- Born: June 21, 1874 Quebec City, Quebec
- Died: March 17, 1939 (aged 64) Montreal, Quebec
- Allegiance: Canada
- Branch: Canadian Expeditionary Force
- Service years: 1914–1916 1917–1919
- Rank: Sister
- Unit: Canadian Army Medical Corps
- Conflicts: First World War
- Awards: Associate Royal Red Cross

= Mabel Clint =

Canadian wartime nurse

Mabel Brown Clint, (June 21, 1874 – March 17, 1939) was a Canadian nurse and author. She served with the Canadian Expeditionary Force in France, Belgium, and Greece during the First World War. Born in Quebec, she worked as a nurse and volunteered for duty when war was declared in 1914. She embarked for the United Kingdom with the first set of troops and was among the first 100 nurses to serve near the Western Front in France. She published her memoir, Our Bit: Memories of War Service by a Canadian Nursing-Sister, in 1934.

==Early life==
Clint was born in Quebec City, Quebec, in 1874. Her father, William Clint, was an Englishman working as an insurance agent. Her mother, Caroline Brown, was Scottish. She had two sisters, Olive and Effie.

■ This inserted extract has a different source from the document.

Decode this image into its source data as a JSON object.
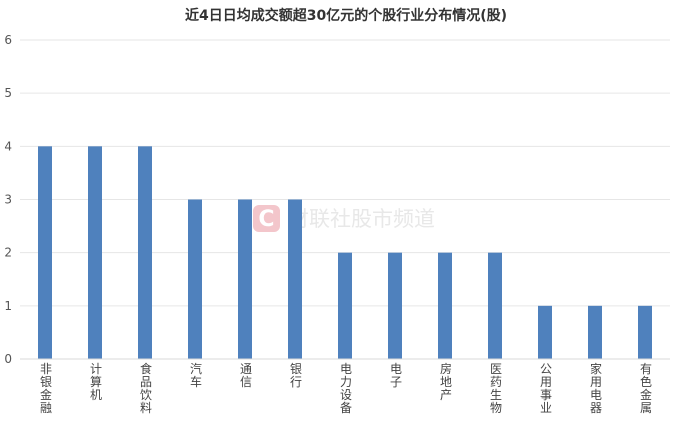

In her early twenties, Clint worked as a writer. Using the pen name Harold Saxon, she published two non-fiction books, Under the king's bastion; a romance of Quebec, comprising many true and interesting historical sketches and descriptions of the customs and habits of the people of Quebec, ancient and modern (1902), and Imperial Anniversary Book (1909).

==Nursing career==
Clint decided to enter the nursing profession and in 1910 graduated from the Royal Victoria Hospital in Montreal. In 1914, when war was declared, Clint volunteered for duty with the Canadian Army Medical Corps and was assigned to No. 1 Canadian General Hospital Battalion. She sailed for England on September 29, 1914, aboard RMS Franconia. When she arrived, she briefly resided at St. Thomas's Hospital in London. She was sent to No. 1 Canadian General Hospital in Boulogne on May 13, 1915, where she stayed about two months. She was then sent to the Greek island of Lemnos where she was assigned to the 3rd Canadian Stationary Hospital nursing wounded from the Gallipoli campaign.

The hospital was part of a relief effort to aid the ANZAC medical staff who were overwhelmed with the casualties from the fighting at Gallipoli. The Canadians were unprepared for the conditions on Lemnos, and several of the medical staff including Clint became sick with dysentery. Complications led to her becoming seriously ill, and she was hospitalized in Cairo in February 1916. She returned to Canada in June for convalescence but was unable to return to army nursing and was invalided out of the service in November. In appreciation for her contribution to the war effort she was awarded the Royal Red Cross, 2nd class.

After a year of recuperation, Clint re-enlisted and was sent back to England in December 1917; she was posted to No. 16 Canadian General Hospital. In February 1918, she was transferred to France, joining the team of the No. 4 Casualty Clearing Station. On April 3, 1918, she was awarded "One Red, 2 Blue Service Chevrons." After the war ended she returned to Canada in 1919 and resumed her nursing career.

In 1934, Clint recounted her wartime experiences in a memoir, Our Bit: Memories of War Service by a Canadian Nursing-Sister, which was published in 1934. She spent another year in England in 1930 but lived most of the rest of her life in Quebec, where she died in 1939.